Today, Sbarro filed for bankruptcy reorganization a second time. You could target plenty of reasons why this chain's brand has been eclipsed by Papa John's, Domino's, or even Pizza Hut. Possible causes: saturated fat, sodium, or the reality that no one over age 17 enjoys the experience of eating in a mall's food court under flying sparrows.

My view: Sbarro might have done better to personalize its brand to help connect with consumers. They clearly don't have the media ad dollars to compete with Papa John's (and quarterback and Buick pitchman Peyton Manning), leaving their social media presence as one way to build relationships with its consumers.

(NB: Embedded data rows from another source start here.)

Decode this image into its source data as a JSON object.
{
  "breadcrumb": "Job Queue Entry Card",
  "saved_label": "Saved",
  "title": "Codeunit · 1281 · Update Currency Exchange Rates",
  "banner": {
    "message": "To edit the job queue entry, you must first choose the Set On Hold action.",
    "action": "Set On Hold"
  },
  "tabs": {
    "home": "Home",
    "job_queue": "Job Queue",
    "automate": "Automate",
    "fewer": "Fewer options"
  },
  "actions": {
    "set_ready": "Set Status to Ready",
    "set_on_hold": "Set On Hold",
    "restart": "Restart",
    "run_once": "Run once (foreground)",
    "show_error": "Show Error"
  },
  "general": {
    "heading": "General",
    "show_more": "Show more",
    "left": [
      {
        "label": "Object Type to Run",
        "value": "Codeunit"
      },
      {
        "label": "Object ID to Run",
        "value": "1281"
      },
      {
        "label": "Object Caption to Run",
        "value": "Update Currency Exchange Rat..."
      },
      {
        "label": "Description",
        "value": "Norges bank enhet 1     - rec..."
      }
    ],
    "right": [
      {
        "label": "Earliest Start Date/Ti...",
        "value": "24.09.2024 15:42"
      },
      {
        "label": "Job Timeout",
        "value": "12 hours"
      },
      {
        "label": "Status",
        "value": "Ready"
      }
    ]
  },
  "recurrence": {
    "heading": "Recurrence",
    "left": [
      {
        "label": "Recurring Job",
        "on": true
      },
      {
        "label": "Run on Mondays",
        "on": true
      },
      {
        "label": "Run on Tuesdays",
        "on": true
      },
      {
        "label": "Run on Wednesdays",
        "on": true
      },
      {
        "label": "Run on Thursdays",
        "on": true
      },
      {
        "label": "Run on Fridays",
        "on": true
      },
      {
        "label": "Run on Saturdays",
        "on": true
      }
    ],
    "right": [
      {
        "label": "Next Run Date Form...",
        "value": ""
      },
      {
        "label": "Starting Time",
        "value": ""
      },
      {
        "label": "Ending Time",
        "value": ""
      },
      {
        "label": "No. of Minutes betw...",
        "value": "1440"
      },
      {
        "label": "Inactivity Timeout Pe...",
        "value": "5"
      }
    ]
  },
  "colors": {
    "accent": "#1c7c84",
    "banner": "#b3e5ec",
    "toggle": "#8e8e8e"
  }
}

Sbarro is on Facebook and Twitter, so there's a foundation to build upon. But these platforms need to drive relationships with customers. Sbarro's mages on both Facebook and Twitter look mostly like ads, not their customers. Example:

One image on Twitter shows two nightclubbers, doing their Lady Gaga thing. It's a submission from a Twitter follower of Sbarro, but it doesn't connect with anyone besides that one contributor.

Or consider the image at right. I'm a Star Trek fan, but this doesn't make me want to drive to a mall for a slice of pizza. (And there are better versions of pizza wheel cutters that resemble the starship Enterprise.)

Perhaps Sbarro is supporting some national or local charities. But it's hard to find evidence of this on social media or their own web site.

No one wants to see Sbarro fail, close stores, and send many workers to the unemployment line. But competing in fast-food requires more than republishing your ads and your followers' snapshots.

Lesson: a good PR strategy plan can't change Sbarro's menu, but it can persuade your customers that you're about much more than cheese, sauce, and folded pizza slices.